When combined with previously disclosed contributions to super PACs promoting his candidacy, supporters have contributed more than $51 million to help him secure the Republican nomination, his campaign said Sunday.
Official numbers based on Federal Election Commission filings as of June 30 won't be released until later this month, which makes direct comparisons to other Republican candidates impossible. But Democrat Hillary Clinton's campaign has said it raised a record $45 million during a similar three-month period.
The Cruz campaign boasted "eye-popping fundraising haul" even as he tries to downplay his reliance on big donors.
"The Washington money isn't with us," he told Paste BN's Capital Download recently. "It comes from courageous conservatives all over the country."
And on NBC's Meet the Press Sunday, the 44-year-old freshman senator from Texas said his underdog campaign was possible only because he was rejected for a job in the George W. Bush White House.

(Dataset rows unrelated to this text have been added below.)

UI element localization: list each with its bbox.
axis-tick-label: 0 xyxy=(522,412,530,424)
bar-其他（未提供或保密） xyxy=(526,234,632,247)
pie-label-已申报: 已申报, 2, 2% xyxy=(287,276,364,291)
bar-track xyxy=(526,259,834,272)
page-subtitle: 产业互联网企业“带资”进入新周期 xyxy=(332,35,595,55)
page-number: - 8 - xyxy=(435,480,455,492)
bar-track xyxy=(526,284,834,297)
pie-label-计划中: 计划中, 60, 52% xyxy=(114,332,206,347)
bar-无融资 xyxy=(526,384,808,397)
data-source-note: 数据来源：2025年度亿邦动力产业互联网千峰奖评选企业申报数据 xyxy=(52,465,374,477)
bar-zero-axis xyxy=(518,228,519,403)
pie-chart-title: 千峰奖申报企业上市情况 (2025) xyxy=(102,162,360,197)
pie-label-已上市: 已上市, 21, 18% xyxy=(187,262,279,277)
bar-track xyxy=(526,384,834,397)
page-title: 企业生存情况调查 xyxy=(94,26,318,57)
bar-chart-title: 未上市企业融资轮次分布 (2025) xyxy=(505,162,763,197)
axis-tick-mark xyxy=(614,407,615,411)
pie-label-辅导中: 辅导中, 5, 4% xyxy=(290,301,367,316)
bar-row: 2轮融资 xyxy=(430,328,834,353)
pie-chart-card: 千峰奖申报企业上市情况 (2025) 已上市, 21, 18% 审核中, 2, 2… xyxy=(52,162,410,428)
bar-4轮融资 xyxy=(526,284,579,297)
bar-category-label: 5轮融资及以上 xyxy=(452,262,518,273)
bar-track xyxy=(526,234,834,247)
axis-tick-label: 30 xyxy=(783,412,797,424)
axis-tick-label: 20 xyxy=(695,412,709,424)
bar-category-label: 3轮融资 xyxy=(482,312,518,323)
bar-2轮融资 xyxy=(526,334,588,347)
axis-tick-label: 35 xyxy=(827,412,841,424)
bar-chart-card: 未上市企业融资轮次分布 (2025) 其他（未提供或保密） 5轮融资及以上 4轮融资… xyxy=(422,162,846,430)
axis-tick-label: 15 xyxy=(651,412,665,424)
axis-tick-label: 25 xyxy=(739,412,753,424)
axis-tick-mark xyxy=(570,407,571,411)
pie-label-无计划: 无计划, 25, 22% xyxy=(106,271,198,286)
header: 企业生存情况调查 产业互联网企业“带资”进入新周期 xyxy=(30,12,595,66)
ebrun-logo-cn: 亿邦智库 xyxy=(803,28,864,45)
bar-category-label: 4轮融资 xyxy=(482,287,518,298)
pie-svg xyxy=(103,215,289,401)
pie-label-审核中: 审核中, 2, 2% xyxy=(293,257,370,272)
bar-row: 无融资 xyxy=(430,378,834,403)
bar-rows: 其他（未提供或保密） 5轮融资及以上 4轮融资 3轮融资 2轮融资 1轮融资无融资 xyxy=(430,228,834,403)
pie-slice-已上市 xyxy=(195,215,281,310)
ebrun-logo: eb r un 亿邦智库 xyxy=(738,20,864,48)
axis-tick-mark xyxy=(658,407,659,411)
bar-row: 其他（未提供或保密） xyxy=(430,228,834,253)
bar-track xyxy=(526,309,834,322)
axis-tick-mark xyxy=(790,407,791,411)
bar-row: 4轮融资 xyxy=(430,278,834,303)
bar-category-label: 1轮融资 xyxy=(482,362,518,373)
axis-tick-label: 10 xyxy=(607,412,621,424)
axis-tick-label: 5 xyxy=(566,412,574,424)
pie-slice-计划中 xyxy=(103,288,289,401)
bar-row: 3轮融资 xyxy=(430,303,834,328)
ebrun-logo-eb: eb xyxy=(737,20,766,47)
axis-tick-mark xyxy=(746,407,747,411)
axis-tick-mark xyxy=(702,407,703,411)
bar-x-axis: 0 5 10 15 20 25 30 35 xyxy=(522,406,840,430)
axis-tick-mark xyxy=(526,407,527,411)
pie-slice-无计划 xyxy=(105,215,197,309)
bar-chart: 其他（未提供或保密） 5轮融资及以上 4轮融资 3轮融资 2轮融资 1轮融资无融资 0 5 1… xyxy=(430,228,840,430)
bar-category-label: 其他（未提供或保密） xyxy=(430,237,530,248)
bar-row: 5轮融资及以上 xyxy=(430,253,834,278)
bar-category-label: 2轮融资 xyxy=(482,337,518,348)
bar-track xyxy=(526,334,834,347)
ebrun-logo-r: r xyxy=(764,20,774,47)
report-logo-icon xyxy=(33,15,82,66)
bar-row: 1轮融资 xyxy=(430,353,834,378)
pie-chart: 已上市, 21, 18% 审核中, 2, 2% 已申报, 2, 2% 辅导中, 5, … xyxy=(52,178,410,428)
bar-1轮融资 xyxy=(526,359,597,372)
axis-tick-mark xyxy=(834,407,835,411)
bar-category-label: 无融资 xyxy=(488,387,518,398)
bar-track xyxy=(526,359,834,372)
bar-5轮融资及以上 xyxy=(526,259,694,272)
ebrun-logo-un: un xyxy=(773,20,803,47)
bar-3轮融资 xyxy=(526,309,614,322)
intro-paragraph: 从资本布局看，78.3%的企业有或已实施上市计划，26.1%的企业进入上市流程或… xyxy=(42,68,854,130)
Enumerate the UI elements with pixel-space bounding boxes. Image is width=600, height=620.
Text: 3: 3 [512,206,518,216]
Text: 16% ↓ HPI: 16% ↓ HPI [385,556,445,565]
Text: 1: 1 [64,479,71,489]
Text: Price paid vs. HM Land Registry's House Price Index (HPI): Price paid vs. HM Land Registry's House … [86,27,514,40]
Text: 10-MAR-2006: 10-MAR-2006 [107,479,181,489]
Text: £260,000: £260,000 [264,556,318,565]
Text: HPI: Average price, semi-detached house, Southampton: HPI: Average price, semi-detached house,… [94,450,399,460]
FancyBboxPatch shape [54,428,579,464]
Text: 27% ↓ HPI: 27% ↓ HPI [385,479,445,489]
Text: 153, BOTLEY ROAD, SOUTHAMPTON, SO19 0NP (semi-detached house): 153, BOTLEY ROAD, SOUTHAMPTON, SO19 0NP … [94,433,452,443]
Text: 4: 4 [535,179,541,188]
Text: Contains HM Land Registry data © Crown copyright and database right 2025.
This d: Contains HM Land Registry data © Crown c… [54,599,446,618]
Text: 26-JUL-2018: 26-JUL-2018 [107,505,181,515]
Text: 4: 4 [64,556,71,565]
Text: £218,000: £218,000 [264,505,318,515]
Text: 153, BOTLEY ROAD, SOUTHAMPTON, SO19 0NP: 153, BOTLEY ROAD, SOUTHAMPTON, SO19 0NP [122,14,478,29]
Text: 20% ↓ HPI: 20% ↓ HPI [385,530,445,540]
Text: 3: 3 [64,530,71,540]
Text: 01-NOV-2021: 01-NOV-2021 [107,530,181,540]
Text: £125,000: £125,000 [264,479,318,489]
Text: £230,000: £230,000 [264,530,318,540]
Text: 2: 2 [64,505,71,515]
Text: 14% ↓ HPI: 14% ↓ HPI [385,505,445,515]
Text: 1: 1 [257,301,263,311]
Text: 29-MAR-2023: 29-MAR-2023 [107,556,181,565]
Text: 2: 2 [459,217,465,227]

"Here's a simple reality. If you run a grassroots campaign -- our campaign for the Senate, we were opposed by all of the money, all of the donors, all of the establishment. It came from the people. It came from young people and Hispanics and Republican women. It came from hundreds of VFW halls and Dennys' and IHOPs."
The campaign said it had more than 175,000 contributions from 120,000 individual donors, giving Cruz an average contribution of about $81.